А я буду любить его потому, что он мужчина, — все очень просто. Мы просто женщина и мужчина, как Валя со своим мужем, и не надо ничего больше придумывать, У нас есть прошлое. Целый год общего прошлого — год объятий, поцелуев, слез и горя, но так и должно быть, так бывает у всех, и это надо только пережить и не сваливать вину друг на друга, как это делают на суде сообщники по преступлению. Нам нельзя разойтись, потому что все, что будет потом, —будет не так, от общего количества любви, бродящего в нас, будет отнято и израсходовано слишком много. И это «много» никогда уже не восстановится, не накопится, не прирастет…
Я люблю его, когда он смотрит на меня, люблю, когда я на него смотрю, люблю, когда он, длинноногий, отплясывает летку–енку на заводских вечерах, люблю, когда он стоит под часами и ждет меня, а потом вдруг видит и бежит ко мне, и лицо его недоверчиво–счастливое, люблю, когда он в садике сажает на колени чужих детей, люблю, когда мы складываем вместе ладони и его ладонь намного больше моей, люблю любить, его и чувствовать, что он любит меня.
Я хочу домой. Может, и правда, выскочить из этого поезда и побежать пешком?
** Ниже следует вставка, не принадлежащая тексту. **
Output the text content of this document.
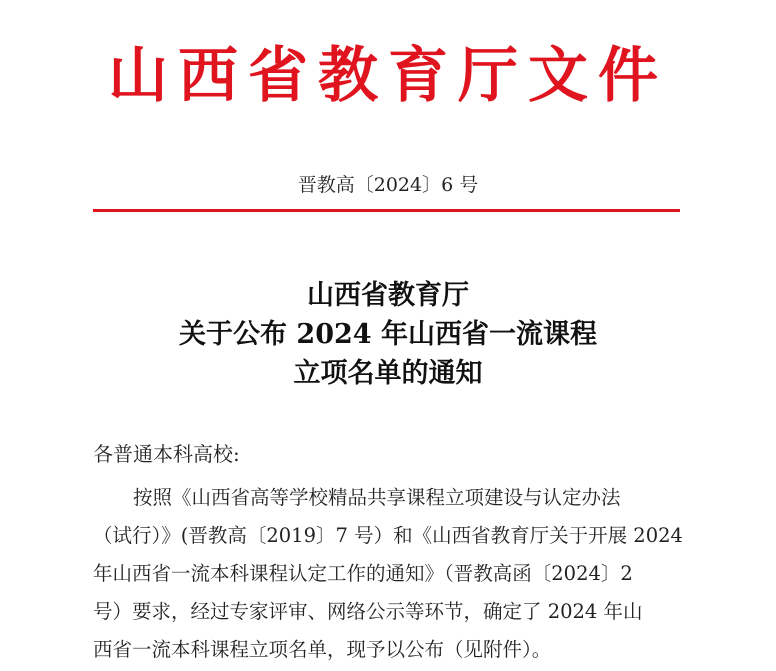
山西省教育厅文件
晋教高〔2024〕6 号
山西省教育厅
关于公布 2024 年山西省一流课程
立项名单的通知
各普通本科高校:
按照《山西省高等学校精品共享课程立项建设与认定办法
（试行）》(晋教高〔2019〕7 号）和《山西省教育厅关于开展 2024
年山西省一流本科课程认定工作的通知》（晋教高函〔2024〕2
号）要求，经过专家评审、网络公示等环节，确定了 2024 年山
西省一流本科课程立项名单，现予以公布（见附件）。
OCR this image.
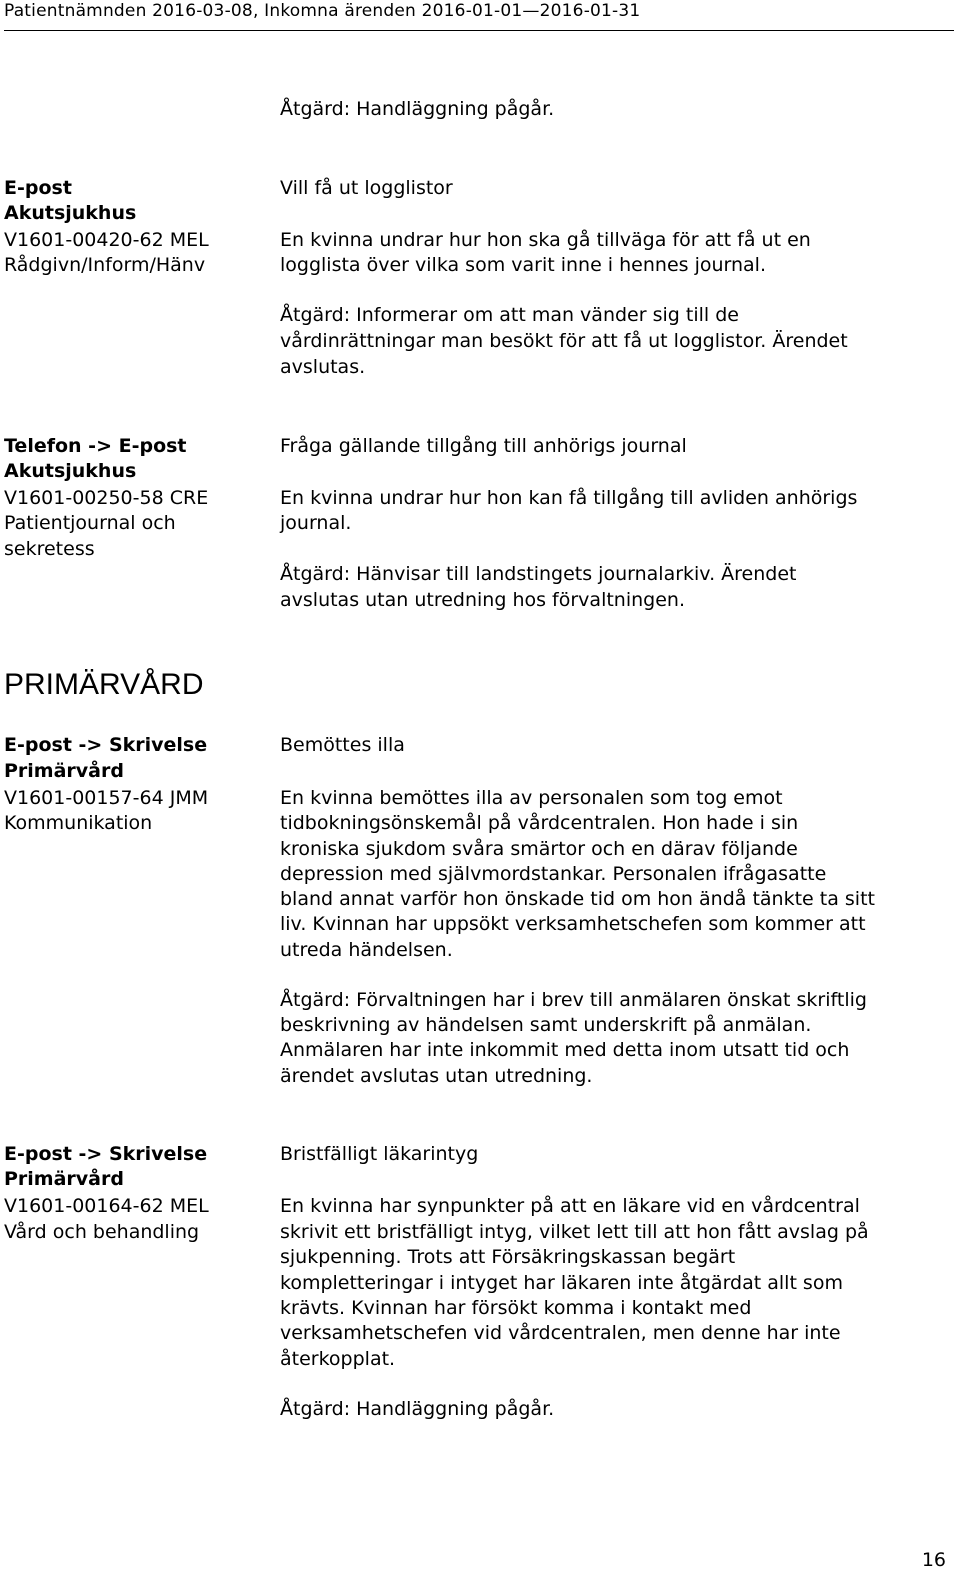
Patientnämnden 2016-03-08, Inkomna ärenden 2016-01-01—2016-01-31
Åtgärd: Handläggning pågår.
E-post
Akutsjukhus
V1601-00420-62 MEL
Rådgivn/Inform/Hänv
Vill få ut logglistor
En kvinna undrar hur hon ska gå tillväga för att få ut en
logglista över vilka som varit inne i hennes journal.
Åtgärd: Informerar om att man vänder sig till de
vårdinrättningar man besökt för att få ut logglistor. Ärendet
avslutas.
Telefon -> E-post
Akutsjukhus
V1601-00250-58 CRE
Patientjournal och
sekretess
Fråga gällande tillgång till anhörigs journal
En kvinna undrar hur hon kan få tillgång till avliden anhörigs
journal.
Åtgärd: Hänvisar till landstingets journalarkiv. Ärendet
avslutas utan utredning hos förvaltningen.
PRIMÄRVÅRD
E-post -> Skrivelse
Primärvård
V1601-00157-64 JMM
Kommunikation
Bemöttes illa
En kvinna bemöttes illa av personalen som tog emot
tidbokningsönskemål på vårdcentralen. Hon hade i sin
kroniska sjukdom svåra smärtor och en därav följande
depression med självmordstankar. Personalen ifrågasatte
bland annat varför hon önskade tid om hon ändå tänkte ta sitt
liv. Kvinnan har uppsökt verksamhetschefen som kommer att
utreda händelsen.
Åtgärd: Förvaltningen har i brev till anmälaren önskat skriftlig
beskrivning av händelsen samt underskrift på anmälan.
Anmälaren har inte inkommit med detta inom utsatt tid och
ärendet avslutas utan utredning.
E-post -> Skrivelse
Primärvård
V1601-00164-62 MEL
Vård och behandling
Bristfälligt läkarintyg
En kvinna har synpunkter på att en läkare vid en vårdcentral
skrivit ett bristfälligt intyg, vilket lett till att hon fått avslag på
sjukpenning. Trots att Försäkringskassan begärt
kompletteringar i intyget har läkaren inte åtgärdat allt som
krävts. Kvinnan har försökt komma i kontakt med
verksamhetschefen vid vårdcentralen, men denne har inte
återkopplat.
Åtgärd: Handläggning pågår.
16
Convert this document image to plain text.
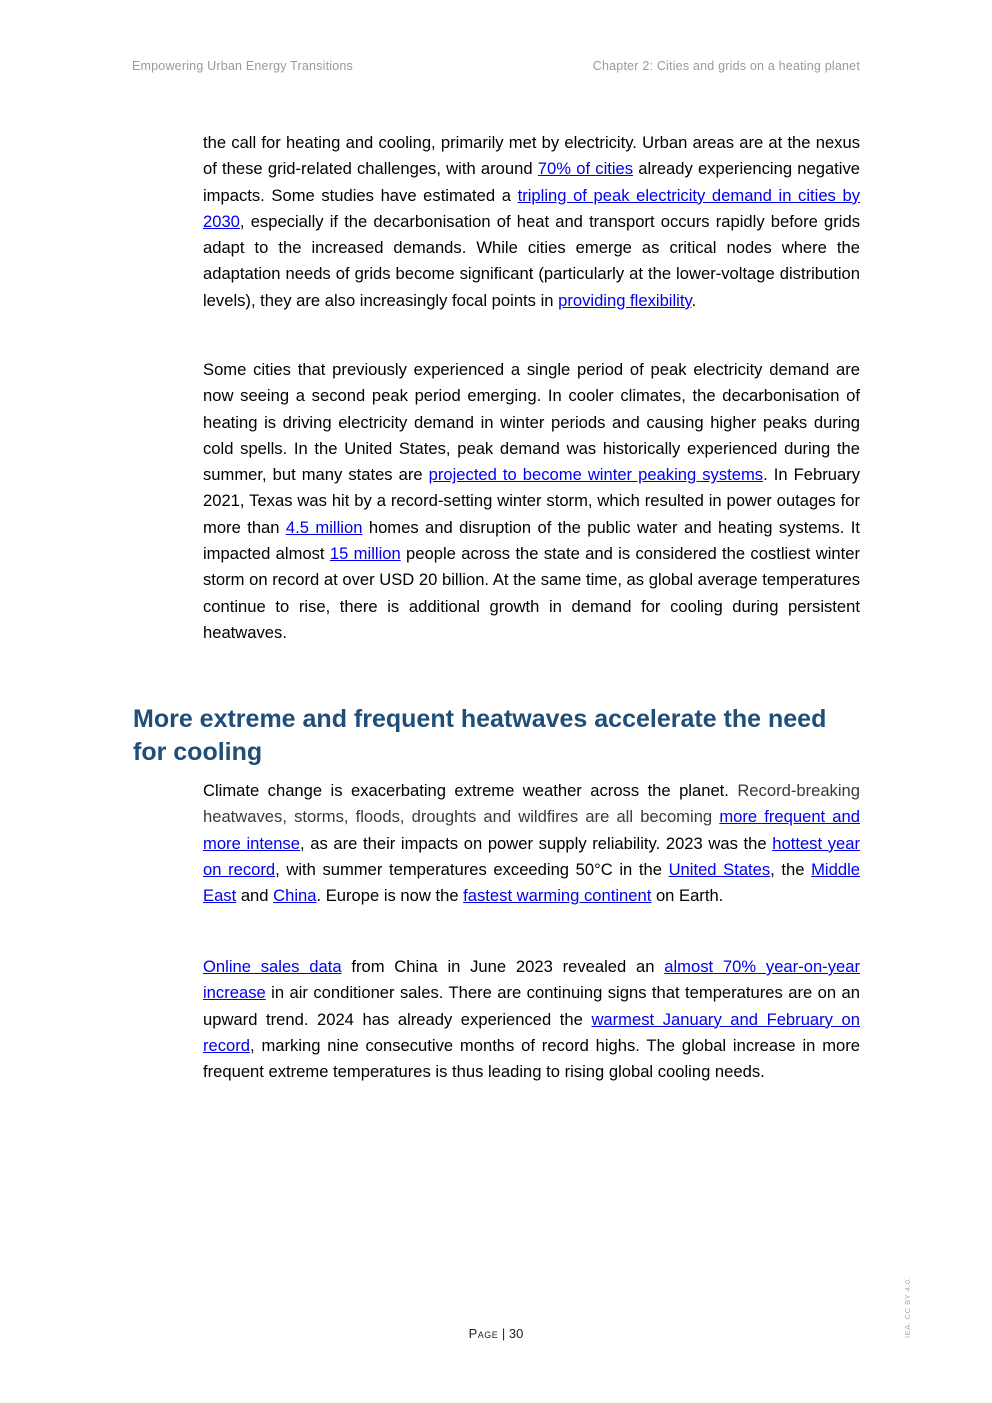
Empowering Urban Energy Transitions	Chapter 2: Cities and grids on a heating planet

the call for heating and cooling, primarily met by electricity. Urban areas are at the nexus of these grid-related challenges, with around 70% of cities already experiencing negative impacts. Some studies have estimated a tripling of peak electricity demand in cities by 2030, especially if the decarbonisation of heat and transport occurs rapidly before grids adapt to the increased demands. While cities emerge as critical nodes where the adaptation needs of grids become significant (particularly at the lower-voltage distribution levels), they are also increasingly focal points in providing flexibility.

Some cities that previously experienced a single period of peak electricity demand are now seeing a second peak period emerging. In cooler climates, the decarbonisation of heating is driving electricity demand in winter periods and causing higher peaks during cold spells. In the United States, peak demand was historically experienced during the summer, but many states are projected to become winter peaking systems. In February 2021, Texas was hit by a record-setting winter storm, which resulted in power outages for more than 4.5 million homes and disruption of the public water and heating systems. It impacted almost 15 million people across the state and is considered the costliest winter storm on record at over USD 20 billion. At the same time, as global average temperatures continue to rise, there is additional growth in demand for cooling during persistent heatwaves.

More extreme and frequent heatwaves accelerate the need for cooling

Climate change is exacerbating extreme weather across the planet. Record-breaking heatwaves, storms, floods, droughts and wildfires are all becoming more frequent and more intense, as are their impacts on power supply reliability. 2023 was the hottest year on record, with summer temperatures exceeding 50°C in the United States, the Middle East and China. Europe is now the fastest warming continent on Earth.

Online sales data from China in June 2023 revealed an almost 70% year-on-year increase in air conditioner sales. There are continuing signs that temperatures are on an upward trend. 2024 has already experienced the warmest January and February on record, marking nine consecutive months of record highs. The global increase in more frequent extreme temperatures is thus leading to rising global cooling needs.

Page | 30	IEA. CC BY 4.0.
Я вхожу, и наступает молчание, как бывает всегда, если до этого говорили о тебе.
— Наконец–то, — находится Надька.
— Дай посмотреть–то на тебя, — говорит Труба.
— Загорела–то как, — говорит Вера Аркадьевна. И я люблю Надьку, люблю Трубу, люблю Веру Аркадьевну.
Я кружусь перед ними, хохочу, целую всех. Девчонки возвращаются из похода в уборную, налетают на меня, визжат.
— В гостях хорошо, а дома лучше, — говорит Вера Аркадьевна.
— Мы на минутку? — Лиля просительно смотрит на Веру Аркадьевну.
— Идите, поделитесь… — милостиво соглашается Вера Аркадьевна.
Мы вываливаемся в коридор.
— Марина! — вдруг каким–то неожиданным, торжественным тоном говорит Кубышкина. — Марина! Ты только не расстраивайся… Ты должна…
Я смотрю на нее и недоумеваю: что это еще за тон: Розыгрыш?
— Это будет тебе неприятно…
Я с трудом соображаю, что шутить Кубышкина не умеет и этот идиотский тон обычен для нее.